After a long – work-related – hiatus, I'm back to blogging with a downer: the troublesome nature of small probability estimation.
The idea for this post came from a speech by Nassim Nicholas Taleb at Penn. Though the video is a bit rambling, it contains several important points. One that is particularly interesting to me is the difficulty of estimating the probability of rare events.
For illustration, let's consider a Normally distributed random variable $P$, and see what happens when small model errors are introduced. In particular we want to how the probability density $f_{P}(\cdot)$ predicted by four different models changes as a function of distance to zero, $x$. The higher the $x$ the more infrequently the event $P = x$ happens.

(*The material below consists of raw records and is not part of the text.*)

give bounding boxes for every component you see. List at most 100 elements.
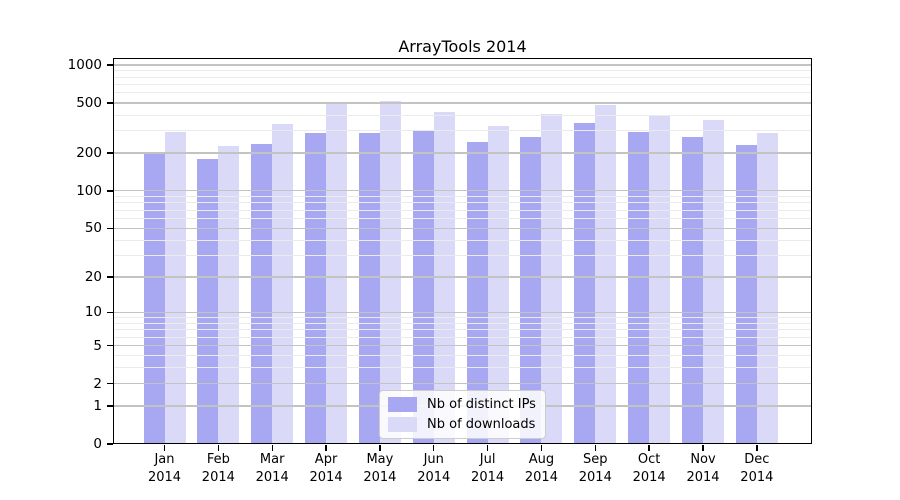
y-tick-label-500: 500 [76, 94, 102, 111]
x-tick-apr [325, 445, 327, 451]
x-label-month-jan: Jan [154, 452, 175, 467]
gridline-minor-700 [113, 84, 812, 86]
y-tick-label-10: 10 [84, 304, 102, 321]
gridline-major-100 [113, 190, 812, 192]
x-label-month-feb: Feb [206, 452, 230, 467]
y-tick-label-100: 100 [76, 182, 102, 199]
legend-swatch-downloads [388, 416, 417, 432]
legend-label-downloads: Nb of downloads [427, 416, 536, 432]
x-label-year-aug: 2014 [524, 469, 558, 485]
x-tick-mar [271, 445, 273, 451]
x-tick-dec [756, 445, 758, 451]
y-tick-500 [107, 102, 113, 104]
legend: Nb of distinct IPs Nb of downloads [379, 390, 546, 439]
y-tick-label-1: 1 [93, 397, 102, 414]
bar-ips-nov [682, 137, 703, 444]
y-tick-label-1000: 1000 [67, 57, 102, 73]
gridline-minor-30 [113, 255, 812, 257]
x-label-year-jul: 2014 [471, 469, 505, 485]
x-tick-jul [486, 445, 489, 451]
x-tick-may [379, 445, 381, 451]
gridline-major-2 [113, 383, 812, 385]
gridline-minor-400 [113, 114, 812, 116]
y-tick-label-5: 5 [93, 337, 102, 354]
x-tick-aug [540, 445, 543, 451]
x-tick-label-sep: Sep 2014 [567, 451, 623, 486]
x-label-year-mar: 2014 [255, 469, 289, 485]
bar-downloads-apr [326, 102, 348, 444]
x-label-month-jul: Jul [479, 452, 496, 467]
gridline-minor-40 [113, 239, 812, 241]
x-tick-label-nov: Nov 2014 [675, 451, 731, 486]
x-tick-sep [594, 445, 596, 451]
bar-downloads-nov [703, 120, 724, 444]
x-label-year-jan: 2014 [147, 469, 182, 485]
bar-downloads-sep [595, 105, 617, 444]
x-tick-label-oct: Oct 2014 [621, 451, 677, 486]
bar-ips-sep [574, 123, 596, 444]
gridline-major-1000 [113, 64, 812, 66]
gridline-minor-90 [113, 196, 812, 198]
y-tick-label-50: 50 [84, 220, 102, 237]
y-tick-100 [107, 190, 113, 192]
gridline-major-500 [113, 102, 812, 104]
x-tick-label-dec: Dec 2014 [729, 451, 785, 486]
y-tick-50 [107, 227, 113, 229]
y-tick-label-0: 0 [93, 436, 102, 452]
x-tick-label-may: May 2014 [352, 451, 408, 486]
bar-downloads-may [379, 101, 401, 444]
gridline-major-200 [113, 152, 812, 154]
gridline-minor-9 [113, 317, 812, 319]
bar-ips-apr [305, 133, 327, 444]
bar-ips-may [358, 133, 380, 444]
y-tick-1 [107, 405, 113, 407]
x-label-year-oct: 2014 [632, 469, 666, 485]
x-label-month-sep: Sep [583, 452, 608, 467]
bar-ips-jun [412, 131, 434, 444]
gridline-minor-60 [113, 217, 812, 219]
x-label-month-dec: Dec [744, 452, 770, 467]
y-tick-label-2: 2 [93, 375, 102, 392]
bar-downloads-jun [433, 112, 455, 444]
x-tick-label-jul: Jul 2014 [460, 451, 516, 486]
gridline-minor-800 [113, 76, 812, 78]
gridline-minor-300 [113, 130, 812, 132]
legend-label-distinct-ips: Nb of distinct IPs [427, 397, 536, 413]
x-label-month-aug: Aug [528, 452, 555, 467]
y-tick-label-200: 200 [76, 145, 102, 162]
gridline-major-50 [113, 227, 812, 229]
chart-title: ArrayTools 2014 [398, 37, 527, 56]
gridline-minor-3 [113, 367, 812, 369]
x-tick-nov [702, 445, 704, 451]
x-label-month-oct: Oct [637, 452, 661, 467]
x-label-year-nov: 2014 [686, 469, 720, 485]
y-tick-5 [107, 345, 113, 347]
gridline-minor-70 [113, 209, 812, 211]
gridline-major-20 [113, 276, 812, 278]
bar-ips-mar [251, 144, 273, 444]
x-tick-label-jan: Jan 2014 [137, 451, 193, 486]
gridline-minor-6 [113, 336, 812, 338]
x-label-year-dec: 2014 [740, 469, 774, 485]
bar-ips-aug [520, 137, 542, 444]
x-tick-label-mar: Mar 2014 [244, 451, 300, 486]
x-label-year-sep: 2014 [578, 469, 612, 485]
bar-ips-feb [197, 159, 219, 444]
x-label-year-apr: 2014 [309, 469, 343, 485]
x-tick-label-jun: Jun 2014 [406, 451, 462, 486]
gridline-minor-4 [113, 355, 812, 357]
legend-row-distinct-ips: Nb of distinct IPs [388, 397, 537, 413]
gridline-minor-80 [113, 202, 812, 204]
x-label-month-may: May [366, 452, 394, 467]
bar-downloads-mar [272, 124, 294, 444]
x-tick-jan [163, 445, 166, 451]
gridline-minor-8 [113, 322, 812, 324]
x-tick-label-feb: Feb 2014 [190, 451, 246, 486]
y-tick-label-20: 20 [84, 268, 102, 285]
legend-swatch-distinct-ips [388, 397, 417, 413]
y-tick-2 [107, 383, 113, 385]
bar-downloads-feb [218, 146, 240, 444]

The densities are computed in the following table (click for larger):
The first column gives $f_{P}(x)$ for $P \sim \mathcal{N}(0,1)$, the base case. The next column is similar except that there's a 0.1% increase in the variance (10 basis points*). The third column is the ratio of these densities. (These are not probabilities, since $P$ is a continuous variable.)
Two observations jump at us:
1. Near the mean, where most events happen, it's very difficult to separate the two cases: the ratio of the densities up to two standard deviations ($x=2$) is very close to 1.
2. Away from the mean, where events are infrequent (but potentially with high impact), the small error of 10 basis points is multiplied: at highly infrequent events ($x>7$) the density is off by over 500 basis points.
So: it's very difficult to tell the models apart with most data, but they make very different predictions for uncommon events. If these events are important when they happen, say a stock market crash, this means trouble.
Moving on, the fourth column uses $P \sim \mathcal{N}(0.001,1)$, the same 10 basis points error, but in the mean rather than the variance. Column five is the ratio of these densities to the base case.
Comparing column five with column three we see that similarly sized errors in mean estimation have less impact than errors in variance estimation. Unfortunately variance is harder to estimate accurately than the mean (it uses the mean estimate as an input, for one), so this only tells us that problems are likely to happen where they are more damaging to model predictive abilities.
Column six shows the effect of a larger variance (100 basis points off the standard, instead of 10); column seven shows the ratio of this density to the base case.
With an error of 1% in the estimate of the variance it's still hard to separate the models within two standard deviations (for a Normal distribution about 95% of all events fall within two standard deviations of the mean), but the error in density estimates at $x=7$ is 62%.
Small probability events are very hard to predict because most of the times all the information available is not enough to choose between models that have very close parameters but these models predict very different things for infrequent cases.
Told you it was a downer.
-- -- --
* Some time ago I read a criticism of this nomenclature by someone who couldn't see its purpose. The purpose is good communication design: when there's a lot of 0.01% and 0.1% being spoken in a noisy environment it's a good idea to say "one basis point" or "ten basis points" instead of "point zero one" or "zero point zero one" or "point zero zero one." It's the same reason we say "Foxtrot Universe Bravo Alpha Romeo" instead of "eff u bee a arr" in audio communication.
NOTE for probabilists appalled at my use of $P$ in $f_{P}(x)$ instead of more traditional nomenclature $f_{X}(x)$ where the uppercase $X$ would mean the variable and the lowercase $x$ the value: most people get confused when they see something like $p=\Pr(x=X)$.